Negara Asia yang miskin sumber daya itu menghadapi tantangan karena harga energi yang tinggi mengikis daya beli rumah tangga dan mengurangi konsumsi, tambahnya. Produk domestik bruto riil Jepang diperkirakan akan tumbuh 0,7 persen pada 2024, 0,1 poin lebih tinggi dari yang diperkirakan pada Juni.

 


Ekonomi Eropa

Seorang pria yang mengenakan masker melewati sebuah jalan di Brussel, Belgia, Selasa (7/7/2020). Komisi Eropa memprediksi Ekonomi Eropa akan menghadapi resesi lebih dalam akibat langkah-langkah pengendalian COVID-19 yang berkepanjangan. (Xinhua/Zhang Cheng)

Kawasan Euro akan melihat pertumbuhan nol persen tahun ini, direvisi turun 1,9 poin, karena gangguan pasokan energi yang sedang berlangsung terkait dengan invasi Rusia ke Ukraina dan prospek pengetatan kebijakan moneter lebih lanjut. Kawasan ini akan tumbuh 1,6 persen tahun depan, Bank Dunia memperkirakan.

Volume perdagangan global diperkirakan tumbuh 1,6 persen tahun ini, setelah melonjak 10,6 persen pada 2021 dan meningkat 4,0 persen pada 2022.

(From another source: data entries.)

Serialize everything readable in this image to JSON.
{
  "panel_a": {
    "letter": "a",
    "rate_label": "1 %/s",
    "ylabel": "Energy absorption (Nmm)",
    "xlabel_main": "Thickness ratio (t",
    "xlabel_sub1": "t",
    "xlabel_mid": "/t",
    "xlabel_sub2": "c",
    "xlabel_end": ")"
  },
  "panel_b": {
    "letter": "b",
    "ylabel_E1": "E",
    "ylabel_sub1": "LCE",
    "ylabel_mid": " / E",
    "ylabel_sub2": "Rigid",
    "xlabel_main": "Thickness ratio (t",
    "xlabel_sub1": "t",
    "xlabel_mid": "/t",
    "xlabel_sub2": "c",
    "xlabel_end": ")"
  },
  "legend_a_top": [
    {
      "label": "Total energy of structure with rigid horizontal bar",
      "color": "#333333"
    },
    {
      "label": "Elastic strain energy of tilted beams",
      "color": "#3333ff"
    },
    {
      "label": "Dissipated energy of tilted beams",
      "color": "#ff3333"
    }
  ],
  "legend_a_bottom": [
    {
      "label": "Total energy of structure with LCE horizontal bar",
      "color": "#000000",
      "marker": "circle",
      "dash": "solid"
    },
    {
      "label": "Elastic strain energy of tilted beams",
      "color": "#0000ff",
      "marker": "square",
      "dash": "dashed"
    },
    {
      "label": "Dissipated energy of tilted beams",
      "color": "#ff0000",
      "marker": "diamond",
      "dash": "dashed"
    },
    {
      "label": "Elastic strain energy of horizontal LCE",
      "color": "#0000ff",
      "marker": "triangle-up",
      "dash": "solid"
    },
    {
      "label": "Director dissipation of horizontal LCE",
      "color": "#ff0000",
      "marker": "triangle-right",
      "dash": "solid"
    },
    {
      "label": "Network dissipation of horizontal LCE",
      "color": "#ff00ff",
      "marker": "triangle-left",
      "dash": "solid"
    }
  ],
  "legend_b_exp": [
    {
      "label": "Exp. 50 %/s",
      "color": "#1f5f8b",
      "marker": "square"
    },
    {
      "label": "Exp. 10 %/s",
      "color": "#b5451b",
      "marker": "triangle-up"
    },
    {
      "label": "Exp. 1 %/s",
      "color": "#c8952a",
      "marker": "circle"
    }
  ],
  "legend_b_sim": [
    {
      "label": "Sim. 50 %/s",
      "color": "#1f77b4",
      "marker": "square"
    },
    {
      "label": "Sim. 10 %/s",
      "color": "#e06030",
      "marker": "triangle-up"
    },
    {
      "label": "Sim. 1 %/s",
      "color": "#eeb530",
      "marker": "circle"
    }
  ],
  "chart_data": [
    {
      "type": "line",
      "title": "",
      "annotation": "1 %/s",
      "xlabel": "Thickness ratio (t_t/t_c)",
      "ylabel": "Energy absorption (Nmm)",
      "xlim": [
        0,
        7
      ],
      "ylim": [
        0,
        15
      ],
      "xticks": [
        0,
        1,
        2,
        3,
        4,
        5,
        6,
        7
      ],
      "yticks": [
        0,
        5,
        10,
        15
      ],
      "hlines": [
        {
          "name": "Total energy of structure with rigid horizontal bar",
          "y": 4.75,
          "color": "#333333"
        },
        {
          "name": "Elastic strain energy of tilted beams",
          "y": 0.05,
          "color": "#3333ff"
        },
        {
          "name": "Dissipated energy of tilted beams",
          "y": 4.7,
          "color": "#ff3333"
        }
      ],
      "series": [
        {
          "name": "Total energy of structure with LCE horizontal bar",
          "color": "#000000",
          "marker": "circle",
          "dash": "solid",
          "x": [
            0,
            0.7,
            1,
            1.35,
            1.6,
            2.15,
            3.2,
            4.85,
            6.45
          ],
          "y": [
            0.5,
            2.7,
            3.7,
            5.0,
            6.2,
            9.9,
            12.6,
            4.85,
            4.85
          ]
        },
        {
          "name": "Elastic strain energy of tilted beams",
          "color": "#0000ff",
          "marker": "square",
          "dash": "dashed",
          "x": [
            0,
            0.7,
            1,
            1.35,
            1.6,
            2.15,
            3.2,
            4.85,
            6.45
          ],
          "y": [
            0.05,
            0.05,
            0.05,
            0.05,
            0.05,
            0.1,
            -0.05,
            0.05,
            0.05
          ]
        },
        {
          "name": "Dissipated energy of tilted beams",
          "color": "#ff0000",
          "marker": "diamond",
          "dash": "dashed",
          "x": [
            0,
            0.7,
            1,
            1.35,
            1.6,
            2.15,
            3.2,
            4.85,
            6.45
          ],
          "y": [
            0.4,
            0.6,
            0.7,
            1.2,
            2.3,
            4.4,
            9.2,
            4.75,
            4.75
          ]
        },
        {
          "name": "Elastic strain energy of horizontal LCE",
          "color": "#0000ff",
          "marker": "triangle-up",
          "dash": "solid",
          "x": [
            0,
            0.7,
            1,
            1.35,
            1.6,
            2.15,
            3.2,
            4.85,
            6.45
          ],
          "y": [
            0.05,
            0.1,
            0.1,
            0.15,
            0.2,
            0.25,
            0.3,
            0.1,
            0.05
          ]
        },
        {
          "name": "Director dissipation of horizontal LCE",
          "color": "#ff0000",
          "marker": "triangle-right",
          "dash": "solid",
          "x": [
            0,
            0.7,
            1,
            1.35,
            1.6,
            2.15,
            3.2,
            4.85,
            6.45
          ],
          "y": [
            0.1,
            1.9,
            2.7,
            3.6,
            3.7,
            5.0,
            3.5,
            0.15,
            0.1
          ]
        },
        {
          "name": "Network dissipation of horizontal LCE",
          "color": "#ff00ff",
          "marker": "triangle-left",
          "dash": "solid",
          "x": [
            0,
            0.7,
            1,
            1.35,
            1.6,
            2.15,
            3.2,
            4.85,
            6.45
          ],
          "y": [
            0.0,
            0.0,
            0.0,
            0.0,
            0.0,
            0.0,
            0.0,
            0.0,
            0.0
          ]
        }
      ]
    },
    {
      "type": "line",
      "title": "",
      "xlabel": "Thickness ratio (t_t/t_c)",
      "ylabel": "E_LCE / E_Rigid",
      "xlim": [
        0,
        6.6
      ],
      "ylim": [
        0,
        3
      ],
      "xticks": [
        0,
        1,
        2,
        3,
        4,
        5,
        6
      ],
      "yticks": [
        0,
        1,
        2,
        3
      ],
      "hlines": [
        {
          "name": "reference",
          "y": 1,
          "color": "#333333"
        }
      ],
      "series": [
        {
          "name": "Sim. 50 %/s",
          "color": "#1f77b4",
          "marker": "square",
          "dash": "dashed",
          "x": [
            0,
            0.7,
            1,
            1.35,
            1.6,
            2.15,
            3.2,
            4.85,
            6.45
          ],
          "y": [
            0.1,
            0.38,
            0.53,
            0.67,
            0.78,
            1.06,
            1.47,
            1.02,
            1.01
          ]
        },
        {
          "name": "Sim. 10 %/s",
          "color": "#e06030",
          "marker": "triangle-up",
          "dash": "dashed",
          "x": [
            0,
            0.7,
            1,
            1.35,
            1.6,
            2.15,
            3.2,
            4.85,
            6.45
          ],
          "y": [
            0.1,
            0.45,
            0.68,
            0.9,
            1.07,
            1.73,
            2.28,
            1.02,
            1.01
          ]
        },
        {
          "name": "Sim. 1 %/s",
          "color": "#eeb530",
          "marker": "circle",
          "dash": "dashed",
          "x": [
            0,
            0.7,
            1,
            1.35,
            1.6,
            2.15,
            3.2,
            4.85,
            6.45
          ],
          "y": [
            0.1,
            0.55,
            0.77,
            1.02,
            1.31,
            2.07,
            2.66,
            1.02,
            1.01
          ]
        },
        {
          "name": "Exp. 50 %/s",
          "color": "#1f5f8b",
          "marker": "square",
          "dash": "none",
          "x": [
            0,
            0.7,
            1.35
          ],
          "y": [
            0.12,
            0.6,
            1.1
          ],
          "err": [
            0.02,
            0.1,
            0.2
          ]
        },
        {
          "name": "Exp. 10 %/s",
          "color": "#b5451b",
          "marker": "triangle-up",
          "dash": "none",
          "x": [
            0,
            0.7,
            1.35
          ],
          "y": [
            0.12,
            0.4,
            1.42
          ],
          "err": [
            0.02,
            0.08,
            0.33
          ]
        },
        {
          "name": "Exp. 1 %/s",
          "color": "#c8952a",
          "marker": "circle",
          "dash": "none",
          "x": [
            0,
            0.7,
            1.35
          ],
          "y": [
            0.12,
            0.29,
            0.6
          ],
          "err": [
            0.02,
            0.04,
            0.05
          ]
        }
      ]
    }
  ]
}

Ke depan, Bank Dunia memperingatkan bahwa bank-bank sentral mungkin perlu menaikkan suku bunga lebih dari yang diharapkan saat ini tergantung pada inflasi, mempertinggi risiko "salah langkah kebijakan."

Dalam skenario resesi, di mana kondisi keuangan yang lebih ketat diasumsikan mengakibatkan kesulitan pembiayaan yang meluas di negara emerging markets dan berkembang, Bank Dunia mengatakan produk domestik bruto global hanya akan tumbuh sebesar 0,6 persen pada 2023.

Ini akan diterjemahkan ke dalam kontraksi 0,3 persen per kapita, kata laporan itu.